Yesterday I played Shenmue for the first time in eighteen years, and I still remembered where the Hazuki family keeps their flashlight.
My first couple of hours played out the same way as when I was a teenager: I meticulously examined each drawer and cabinet in Ryo’s house, and pulled all the paintings and hanging scrolls off the walls, and picked up every pot or fruit or tchotchke that the game would allow me to pick up. I rotated whatever I could rotate. I prayed at the altar and triggered a cutscene by looking at the food on the table. I gathered up all of the game’s lovingly rendered domestic mundanity and swam in it. Then I stumbled out of the house at half past five and wandered into town, refreshed, looking for more marginalia to investigate.

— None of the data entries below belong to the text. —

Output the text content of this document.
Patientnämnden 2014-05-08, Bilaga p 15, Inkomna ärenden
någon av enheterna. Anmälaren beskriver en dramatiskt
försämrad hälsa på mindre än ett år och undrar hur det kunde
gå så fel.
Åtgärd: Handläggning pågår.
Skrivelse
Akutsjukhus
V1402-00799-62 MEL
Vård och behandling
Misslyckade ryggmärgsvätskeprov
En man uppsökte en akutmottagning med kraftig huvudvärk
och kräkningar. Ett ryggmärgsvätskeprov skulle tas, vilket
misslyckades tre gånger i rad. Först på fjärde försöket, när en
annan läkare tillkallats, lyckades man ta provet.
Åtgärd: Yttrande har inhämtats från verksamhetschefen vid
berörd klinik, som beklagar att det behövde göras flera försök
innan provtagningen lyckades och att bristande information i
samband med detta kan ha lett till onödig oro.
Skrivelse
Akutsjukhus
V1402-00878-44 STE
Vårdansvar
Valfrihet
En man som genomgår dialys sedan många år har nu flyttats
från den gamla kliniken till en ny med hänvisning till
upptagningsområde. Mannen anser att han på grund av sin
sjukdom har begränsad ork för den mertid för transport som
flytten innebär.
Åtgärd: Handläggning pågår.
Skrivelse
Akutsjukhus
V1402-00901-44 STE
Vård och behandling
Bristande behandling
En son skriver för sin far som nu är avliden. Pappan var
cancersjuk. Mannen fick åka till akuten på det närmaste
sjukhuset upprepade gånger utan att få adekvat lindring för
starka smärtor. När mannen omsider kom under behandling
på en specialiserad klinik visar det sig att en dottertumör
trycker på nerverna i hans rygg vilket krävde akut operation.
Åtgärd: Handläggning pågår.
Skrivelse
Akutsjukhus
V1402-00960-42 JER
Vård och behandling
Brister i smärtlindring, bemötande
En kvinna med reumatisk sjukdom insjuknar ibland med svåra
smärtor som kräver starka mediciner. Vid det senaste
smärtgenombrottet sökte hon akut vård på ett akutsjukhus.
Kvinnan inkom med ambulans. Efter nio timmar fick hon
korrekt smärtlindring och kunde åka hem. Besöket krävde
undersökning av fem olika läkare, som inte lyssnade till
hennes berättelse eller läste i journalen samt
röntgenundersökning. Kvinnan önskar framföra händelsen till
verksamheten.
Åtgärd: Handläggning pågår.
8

So far, it seems that Shenmue is deeper in my bones than I thought. I was a little worried that it wouldn’t have aged well; perhaps it actually hasn’t and my nostalgia is carrying me through, but I guess the distinction isn’t important. The upshot is that I can still be transported back to Yokosuka, and the muddy textures and antiquated control scheme barely register.
I feel like I can see a throughline between Shenmue and other “encyclopedic” media that I’ve enjoyed, from Animal Crossing to Moby Dick. There’s something satisfying about that gradual accretion of mundane information, even (or perhaps especially) if it’s not in service of some narrative beat. The information is an end, not a means.
I mentioned that I’ve been replaying Trails of Cold Steel II. The meat of the Trails series for me isn’t the combat or even the main story but the reams of NPC dialog, which is as necessary for enjoying those games as exploring Ryo’s desk drawers to find a cassette player is for enjoying Shenmue. Which is to say: entirely necessary.